Wurde das Video zum Dienstjubiläum noch als sympathische Geste des Unternehmens wahrgenommen und erreichte auf diese Weise auch entsprechende Abrufzahlen und Kommentare, war das beim Nachfolgevideo, das deutlich werblicher daherkommt, dann offenbar nicht mehr so.
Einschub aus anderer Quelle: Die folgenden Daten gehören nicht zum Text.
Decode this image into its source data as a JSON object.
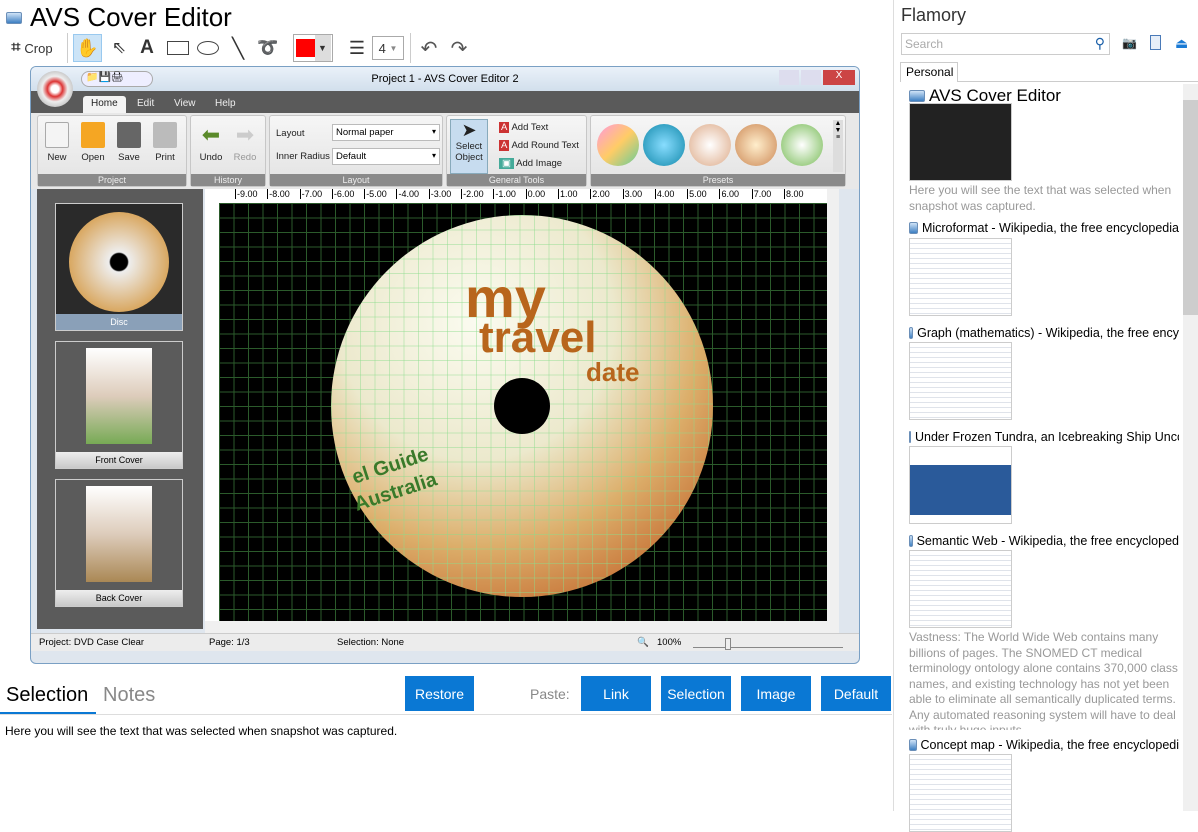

Denn bei dessen Abrufzahlen hat man offenbar auf mysteriöse Weise ein wenig nachgeholfen, als klar wurde, dass virale Erfolg des Videos zu Wünschen lässt – wie Video-Punk Markus Hündgen erklärt: Mehr als 130 000 Abrufe – da sollten die Kommentare doch brummen. Oder auch nicht. Ganze 18 Kommentare haben sich unter das Video verirrt. Davon sind zwei Spam, drei entfernt und der klägliche Rest nur mäßig begeistert. Ein Nutzer mit dem Namen „Tumbolisu“ hat es schon frühzeitig auf den Punkt gebracht: „ich glaub der hat nur so viele clicks wegen so seiten wie steampowers. net. schließlich sind hier nur 3 kommentare aber 85.578 views.“

Bitte die Zielgruppe im Auge behalten!

Klar ist: Wer verkaufen will, muss von seinem Produkt überzeugt sein – denn nur dann überträgt sich die Begeisterung auch auf andere. Das gilt fürs Employer Branding ebenso wie für alle anderen Marketing-Bereiche.

Euphorie und Begeisterung für das was man tut, sind toll und hilfreich. Nur seine Zielgruppe sollte man dabei nie aus den Augen verlieren.